Who doesn't want to spend their birthday at Chuck E Cheese, amirite? Of course, I, a mature adult, purposely drove there so that fun could be had. Somehow that seemed like a valid way to turn around a craptacular day. And it did. Because half an hour of chaos with the Queens of Chaos is always a good time.
Seriously.
Alexis is her own brand of ... ugh ... Let's just leave it at that. She's ugh-tacular lately, but that works at Chuck's. I handed her a card and she ran off to win as many tickets as she could, sparing the world of her sass and attitude. Mila, though. MILA. That kid is insanely competitive. I thought I was competitive until she came along and taught me what it's really all about.

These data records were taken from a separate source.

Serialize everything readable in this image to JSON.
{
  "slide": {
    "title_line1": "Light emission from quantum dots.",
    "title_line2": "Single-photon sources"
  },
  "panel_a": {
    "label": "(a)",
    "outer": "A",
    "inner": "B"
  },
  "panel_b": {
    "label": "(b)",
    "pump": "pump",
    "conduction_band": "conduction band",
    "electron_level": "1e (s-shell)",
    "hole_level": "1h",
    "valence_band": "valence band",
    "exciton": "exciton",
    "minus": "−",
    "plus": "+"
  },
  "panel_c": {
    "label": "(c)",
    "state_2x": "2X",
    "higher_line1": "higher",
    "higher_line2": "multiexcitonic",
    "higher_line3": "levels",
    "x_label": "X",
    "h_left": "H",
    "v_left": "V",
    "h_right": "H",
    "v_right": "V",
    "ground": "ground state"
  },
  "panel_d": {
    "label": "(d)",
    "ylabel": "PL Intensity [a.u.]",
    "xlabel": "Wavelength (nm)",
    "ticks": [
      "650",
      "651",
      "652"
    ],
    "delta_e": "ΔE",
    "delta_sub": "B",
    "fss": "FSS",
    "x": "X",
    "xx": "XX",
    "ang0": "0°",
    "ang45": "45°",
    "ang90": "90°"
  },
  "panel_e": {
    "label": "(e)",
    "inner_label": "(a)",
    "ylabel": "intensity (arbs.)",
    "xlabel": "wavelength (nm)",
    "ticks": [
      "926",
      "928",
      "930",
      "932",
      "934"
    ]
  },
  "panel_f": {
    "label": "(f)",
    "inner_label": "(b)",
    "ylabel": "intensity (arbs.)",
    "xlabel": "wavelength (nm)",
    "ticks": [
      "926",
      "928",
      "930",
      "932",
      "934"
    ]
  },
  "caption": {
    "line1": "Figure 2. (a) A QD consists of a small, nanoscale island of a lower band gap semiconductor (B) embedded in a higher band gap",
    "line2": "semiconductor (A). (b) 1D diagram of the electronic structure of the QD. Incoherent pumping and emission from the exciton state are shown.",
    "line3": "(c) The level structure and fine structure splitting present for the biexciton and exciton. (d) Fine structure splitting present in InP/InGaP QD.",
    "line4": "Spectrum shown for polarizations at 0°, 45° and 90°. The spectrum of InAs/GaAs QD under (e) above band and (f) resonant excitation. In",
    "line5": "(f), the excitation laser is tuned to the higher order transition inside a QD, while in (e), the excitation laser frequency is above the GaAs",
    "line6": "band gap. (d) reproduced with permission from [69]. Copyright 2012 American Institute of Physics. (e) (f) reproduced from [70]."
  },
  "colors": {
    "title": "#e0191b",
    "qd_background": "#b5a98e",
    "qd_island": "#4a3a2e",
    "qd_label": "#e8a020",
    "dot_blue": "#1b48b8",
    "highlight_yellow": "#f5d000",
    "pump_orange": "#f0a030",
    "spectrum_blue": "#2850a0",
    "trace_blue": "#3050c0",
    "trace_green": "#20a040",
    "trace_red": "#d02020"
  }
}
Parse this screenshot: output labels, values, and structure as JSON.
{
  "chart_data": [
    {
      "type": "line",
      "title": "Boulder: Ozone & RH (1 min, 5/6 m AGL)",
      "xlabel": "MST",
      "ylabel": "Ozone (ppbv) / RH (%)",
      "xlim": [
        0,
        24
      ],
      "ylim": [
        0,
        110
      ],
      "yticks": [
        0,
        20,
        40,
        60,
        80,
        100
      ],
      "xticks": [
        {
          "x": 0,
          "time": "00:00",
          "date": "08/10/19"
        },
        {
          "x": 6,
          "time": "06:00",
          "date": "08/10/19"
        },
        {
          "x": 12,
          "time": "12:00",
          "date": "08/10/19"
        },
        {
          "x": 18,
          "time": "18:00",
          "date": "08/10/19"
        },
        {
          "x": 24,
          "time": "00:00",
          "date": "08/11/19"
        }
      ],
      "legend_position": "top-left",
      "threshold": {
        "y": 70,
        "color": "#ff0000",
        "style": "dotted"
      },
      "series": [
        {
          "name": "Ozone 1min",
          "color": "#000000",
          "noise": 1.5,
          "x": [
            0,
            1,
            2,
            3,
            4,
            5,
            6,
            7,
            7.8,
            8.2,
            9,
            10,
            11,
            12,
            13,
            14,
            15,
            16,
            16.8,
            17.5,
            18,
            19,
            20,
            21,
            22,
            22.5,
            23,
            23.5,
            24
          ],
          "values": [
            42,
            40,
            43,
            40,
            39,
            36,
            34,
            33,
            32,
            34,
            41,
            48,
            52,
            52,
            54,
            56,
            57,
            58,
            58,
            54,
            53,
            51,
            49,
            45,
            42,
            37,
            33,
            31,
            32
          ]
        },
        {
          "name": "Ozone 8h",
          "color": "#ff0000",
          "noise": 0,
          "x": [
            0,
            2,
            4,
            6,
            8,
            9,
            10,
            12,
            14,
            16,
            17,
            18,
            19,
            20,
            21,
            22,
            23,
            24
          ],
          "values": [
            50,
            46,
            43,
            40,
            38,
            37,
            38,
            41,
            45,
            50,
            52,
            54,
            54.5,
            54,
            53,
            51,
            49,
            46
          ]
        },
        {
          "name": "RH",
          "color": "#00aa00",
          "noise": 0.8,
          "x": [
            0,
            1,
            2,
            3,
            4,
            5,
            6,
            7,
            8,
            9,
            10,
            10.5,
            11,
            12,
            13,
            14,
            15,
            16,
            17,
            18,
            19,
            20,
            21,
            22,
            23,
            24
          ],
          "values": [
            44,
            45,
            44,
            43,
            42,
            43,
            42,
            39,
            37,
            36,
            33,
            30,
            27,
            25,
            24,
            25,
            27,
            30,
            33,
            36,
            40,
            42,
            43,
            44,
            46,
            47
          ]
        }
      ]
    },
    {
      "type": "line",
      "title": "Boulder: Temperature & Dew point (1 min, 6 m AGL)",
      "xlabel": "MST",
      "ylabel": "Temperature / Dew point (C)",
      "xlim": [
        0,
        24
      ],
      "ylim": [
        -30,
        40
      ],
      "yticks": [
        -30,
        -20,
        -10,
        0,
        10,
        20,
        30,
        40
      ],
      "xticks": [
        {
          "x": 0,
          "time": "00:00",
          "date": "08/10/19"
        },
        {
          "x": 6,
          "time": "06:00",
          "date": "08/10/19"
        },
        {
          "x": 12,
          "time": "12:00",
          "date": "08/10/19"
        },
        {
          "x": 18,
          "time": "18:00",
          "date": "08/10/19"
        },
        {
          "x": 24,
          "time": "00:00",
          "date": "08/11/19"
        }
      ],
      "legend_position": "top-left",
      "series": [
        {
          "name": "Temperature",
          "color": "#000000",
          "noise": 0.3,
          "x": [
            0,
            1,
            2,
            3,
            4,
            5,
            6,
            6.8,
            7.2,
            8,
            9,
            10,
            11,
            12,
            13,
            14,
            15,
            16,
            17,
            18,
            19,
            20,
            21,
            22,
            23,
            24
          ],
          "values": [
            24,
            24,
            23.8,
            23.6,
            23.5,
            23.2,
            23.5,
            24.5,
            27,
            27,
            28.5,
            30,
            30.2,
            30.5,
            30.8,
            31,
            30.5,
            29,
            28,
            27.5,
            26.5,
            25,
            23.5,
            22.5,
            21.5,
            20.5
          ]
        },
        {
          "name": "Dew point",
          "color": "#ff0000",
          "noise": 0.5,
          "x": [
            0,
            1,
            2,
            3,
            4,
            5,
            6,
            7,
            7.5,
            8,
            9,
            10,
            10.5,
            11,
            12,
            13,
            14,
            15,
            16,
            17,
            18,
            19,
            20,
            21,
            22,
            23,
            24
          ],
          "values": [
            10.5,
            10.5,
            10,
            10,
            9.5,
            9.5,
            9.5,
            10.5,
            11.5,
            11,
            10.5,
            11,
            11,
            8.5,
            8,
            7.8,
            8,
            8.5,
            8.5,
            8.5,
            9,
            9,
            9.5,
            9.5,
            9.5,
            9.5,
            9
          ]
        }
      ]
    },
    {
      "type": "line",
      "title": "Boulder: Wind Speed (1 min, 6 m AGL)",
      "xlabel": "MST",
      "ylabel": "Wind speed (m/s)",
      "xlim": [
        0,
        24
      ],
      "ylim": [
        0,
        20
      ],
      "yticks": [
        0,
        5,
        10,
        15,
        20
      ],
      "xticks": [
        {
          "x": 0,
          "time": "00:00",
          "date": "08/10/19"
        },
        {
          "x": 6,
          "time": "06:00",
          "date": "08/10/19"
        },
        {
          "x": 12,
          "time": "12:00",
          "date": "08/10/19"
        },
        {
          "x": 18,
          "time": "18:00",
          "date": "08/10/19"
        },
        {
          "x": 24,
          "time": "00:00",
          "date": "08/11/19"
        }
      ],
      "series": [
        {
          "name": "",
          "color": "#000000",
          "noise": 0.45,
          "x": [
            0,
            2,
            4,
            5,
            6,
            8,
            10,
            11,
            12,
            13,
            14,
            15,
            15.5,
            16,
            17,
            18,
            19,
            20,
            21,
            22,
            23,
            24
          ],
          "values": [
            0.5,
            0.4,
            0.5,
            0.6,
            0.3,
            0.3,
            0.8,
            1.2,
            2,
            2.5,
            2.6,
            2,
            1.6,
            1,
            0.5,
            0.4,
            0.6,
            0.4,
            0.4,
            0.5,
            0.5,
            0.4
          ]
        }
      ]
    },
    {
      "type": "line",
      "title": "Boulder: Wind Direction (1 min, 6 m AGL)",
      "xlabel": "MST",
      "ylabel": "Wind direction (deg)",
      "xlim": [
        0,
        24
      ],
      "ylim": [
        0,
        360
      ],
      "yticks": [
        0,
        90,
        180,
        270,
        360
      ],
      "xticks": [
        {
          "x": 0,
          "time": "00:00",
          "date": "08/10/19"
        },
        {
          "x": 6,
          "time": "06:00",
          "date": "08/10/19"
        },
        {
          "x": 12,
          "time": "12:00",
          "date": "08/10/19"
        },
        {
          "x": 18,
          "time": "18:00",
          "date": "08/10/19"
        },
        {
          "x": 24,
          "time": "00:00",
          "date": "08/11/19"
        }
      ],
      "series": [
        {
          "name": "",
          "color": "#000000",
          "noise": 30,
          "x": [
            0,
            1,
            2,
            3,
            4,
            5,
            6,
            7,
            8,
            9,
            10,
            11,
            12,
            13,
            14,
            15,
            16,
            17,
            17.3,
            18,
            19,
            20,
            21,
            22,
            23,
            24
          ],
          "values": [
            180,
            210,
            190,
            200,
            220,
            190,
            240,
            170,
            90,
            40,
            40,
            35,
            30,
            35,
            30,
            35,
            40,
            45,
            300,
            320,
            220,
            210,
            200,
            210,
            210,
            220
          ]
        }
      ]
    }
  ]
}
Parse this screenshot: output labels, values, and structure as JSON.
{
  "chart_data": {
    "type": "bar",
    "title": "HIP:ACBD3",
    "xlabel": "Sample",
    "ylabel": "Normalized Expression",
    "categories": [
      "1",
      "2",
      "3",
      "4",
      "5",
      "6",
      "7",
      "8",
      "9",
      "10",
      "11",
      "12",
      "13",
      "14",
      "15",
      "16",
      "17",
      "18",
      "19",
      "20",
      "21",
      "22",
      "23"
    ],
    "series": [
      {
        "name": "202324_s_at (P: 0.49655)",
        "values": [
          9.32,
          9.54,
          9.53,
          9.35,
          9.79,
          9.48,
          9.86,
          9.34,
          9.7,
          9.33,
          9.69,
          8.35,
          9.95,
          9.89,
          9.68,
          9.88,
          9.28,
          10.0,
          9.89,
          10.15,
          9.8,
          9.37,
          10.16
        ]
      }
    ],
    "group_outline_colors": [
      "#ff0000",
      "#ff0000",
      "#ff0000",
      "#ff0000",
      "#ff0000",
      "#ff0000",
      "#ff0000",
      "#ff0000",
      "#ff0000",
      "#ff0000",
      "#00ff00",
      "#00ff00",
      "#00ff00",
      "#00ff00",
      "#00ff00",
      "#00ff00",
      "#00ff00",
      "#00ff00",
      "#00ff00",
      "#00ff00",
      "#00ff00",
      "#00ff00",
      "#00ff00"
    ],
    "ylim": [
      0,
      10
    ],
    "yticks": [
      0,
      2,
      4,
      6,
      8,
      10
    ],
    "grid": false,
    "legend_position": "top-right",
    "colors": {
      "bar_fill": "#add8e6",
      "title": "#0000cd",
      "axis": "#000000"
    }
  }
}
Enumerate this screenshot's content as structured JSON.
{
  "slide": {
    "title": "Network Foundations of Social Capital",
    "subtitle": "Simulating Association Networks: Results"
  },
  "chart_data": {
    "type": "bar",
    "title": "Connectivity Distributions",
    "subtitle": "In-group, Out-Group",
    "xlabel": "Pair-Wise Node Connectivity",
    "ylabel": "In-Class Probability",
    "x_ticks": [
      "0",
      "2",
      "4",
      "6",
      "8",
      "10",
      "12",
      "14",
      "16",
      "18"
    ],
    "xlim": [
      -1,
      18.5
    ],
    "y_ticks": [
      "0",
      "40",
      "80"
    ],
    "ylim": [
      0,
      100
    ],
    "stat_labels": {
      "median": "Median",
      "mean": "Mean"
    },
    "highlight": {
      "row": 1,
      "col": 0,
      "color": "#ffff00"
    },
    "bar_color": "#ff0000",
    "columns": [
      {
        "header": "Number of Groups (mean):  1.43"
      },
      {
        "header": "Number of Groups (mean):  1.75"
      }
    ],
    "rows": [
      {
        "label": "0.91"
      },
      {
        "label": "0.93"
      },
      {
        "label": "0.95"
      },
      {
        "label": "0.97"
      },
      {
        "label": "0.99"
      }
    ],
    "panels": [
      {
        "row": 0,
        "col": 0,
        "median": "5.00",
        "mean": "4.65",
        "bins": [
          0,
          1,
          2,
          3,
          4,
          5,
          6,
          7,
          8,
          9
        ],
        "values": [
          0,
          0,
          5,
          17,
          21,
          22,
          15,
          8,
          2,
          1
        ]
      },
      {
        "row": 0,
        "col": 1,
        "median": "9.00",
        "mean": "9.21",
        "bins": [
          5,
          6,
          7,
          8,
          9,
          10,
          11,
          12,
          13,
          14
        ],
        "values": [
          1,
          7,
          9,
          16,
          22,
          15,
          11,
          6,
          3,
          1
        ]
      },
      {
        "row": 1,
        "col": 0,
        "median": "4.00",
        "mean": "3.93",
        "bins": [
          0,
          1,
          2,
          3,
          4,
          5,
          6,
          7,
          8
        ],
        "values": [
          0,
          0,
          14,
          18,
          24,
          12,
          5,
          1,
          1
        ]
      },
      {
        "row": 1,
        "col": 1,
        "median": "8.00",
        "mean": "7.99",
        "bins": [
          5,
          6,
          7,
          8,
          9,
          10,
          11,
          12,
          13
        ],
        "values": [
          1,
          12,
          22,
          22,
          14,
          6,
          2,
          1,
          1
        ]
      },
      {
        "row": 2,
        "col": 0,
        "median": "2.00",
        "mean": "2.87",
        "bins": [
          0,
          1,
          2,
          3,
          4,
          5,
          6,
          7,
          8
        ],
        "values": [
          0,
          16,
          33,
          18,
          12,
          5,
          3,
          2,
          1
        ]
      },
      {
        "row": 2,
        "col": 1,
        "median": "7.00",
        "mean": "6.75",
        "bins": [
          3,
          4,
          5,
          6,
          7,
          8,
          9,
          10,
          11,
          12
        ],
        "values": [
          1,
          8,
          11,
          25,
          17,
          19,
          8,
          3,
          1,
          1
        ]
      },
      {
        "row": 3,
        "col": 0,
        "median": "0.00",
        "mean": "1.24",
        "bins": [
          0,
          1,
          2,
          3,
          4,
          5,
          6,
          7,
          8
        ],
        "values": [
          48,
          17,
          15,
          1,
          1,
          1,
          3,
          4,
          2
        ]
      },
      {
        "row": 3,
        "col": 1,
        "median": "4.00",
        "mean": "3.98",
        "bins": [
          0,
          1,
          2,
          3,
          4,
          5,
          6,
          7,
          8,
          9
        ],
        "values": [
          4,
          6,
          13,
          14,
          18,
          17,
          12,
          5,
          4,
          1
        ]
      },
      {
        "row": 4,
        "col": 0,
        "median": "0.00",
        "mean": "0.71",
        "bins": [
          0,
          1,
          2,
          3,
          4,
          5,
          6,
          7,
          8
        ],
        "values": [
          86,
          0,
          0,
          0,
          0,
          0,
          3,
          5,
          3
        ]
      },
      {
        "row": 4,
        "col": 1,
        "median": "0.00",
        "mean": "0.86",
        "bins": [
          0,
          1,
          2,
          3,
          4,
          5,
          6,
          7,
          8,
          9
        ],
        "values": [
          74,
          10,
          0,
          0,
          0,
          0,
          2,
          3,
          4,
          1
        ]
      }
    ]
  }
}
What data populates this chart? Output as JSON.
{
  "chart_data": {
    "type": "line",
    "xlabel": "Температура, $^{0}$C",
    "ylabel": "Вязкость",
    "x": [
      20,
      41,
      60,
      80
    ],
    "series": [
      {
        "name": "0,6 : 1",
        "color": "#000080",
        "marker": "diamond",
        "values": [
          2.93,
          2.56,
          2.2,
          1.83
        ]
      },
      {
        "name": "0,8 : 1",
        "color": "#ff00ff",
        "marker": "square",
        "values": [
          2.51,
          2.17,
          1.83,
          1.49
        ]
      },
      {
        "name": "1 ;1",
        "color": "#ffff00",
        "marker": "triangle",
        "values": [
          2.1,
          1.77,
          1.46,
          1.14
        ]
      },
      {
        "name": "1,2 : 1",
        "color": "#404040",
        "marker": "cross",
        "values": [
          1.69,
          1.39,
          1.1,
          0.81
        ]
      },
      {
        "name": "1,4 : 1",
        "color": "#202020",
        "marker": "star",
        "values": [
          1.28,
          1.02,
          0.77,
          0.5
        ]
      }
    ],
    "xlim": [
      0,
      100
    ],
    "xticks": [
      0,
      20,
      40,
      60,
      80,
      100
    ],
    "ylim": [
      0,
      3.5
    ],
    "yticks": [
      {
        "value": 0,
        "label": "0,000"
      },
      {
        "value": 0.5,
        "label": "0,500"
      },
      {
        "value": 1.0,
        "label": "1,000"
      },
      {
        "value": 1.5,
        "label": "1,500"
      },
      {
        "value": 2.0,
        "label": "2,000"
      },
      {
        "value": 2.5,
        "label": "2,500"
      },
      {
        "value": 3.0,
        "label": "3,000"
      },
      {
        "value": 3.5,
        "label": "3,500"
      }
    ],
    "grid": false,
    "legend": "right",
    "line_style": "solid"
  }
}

We have to let her win once in a while. Seriously. She completely loses her mind when she loses and will run off crying for hours and it's not worth it. One little victory can make her entire week better, so sometimes we do that. And sometimes she wants to play the Plants vs Zombies game and I don't, so I go to the next game over and leave her all to her own devices.
BIG MISTAKE.
I have spent the past 24 hours listening to all the reasons that game is dumb. A zombie made it to Mila, ate her, and she died, meaning she lost, and soooooooob. Chuck needs to move that game far away. He can put it in the garbage, even. Nobody should ever play that game again because it's bad. Did you know the zombie ate Mila? She was so angry.
There was a point in the middle of the night when Mila was clearly asleep and dreaming of a rematch with the zombie. She was whispering, "You're going to die." I mean, I hope it was a dream about Plants vs Zombies. If it wasn't ...
I better start sleeping with one eye open.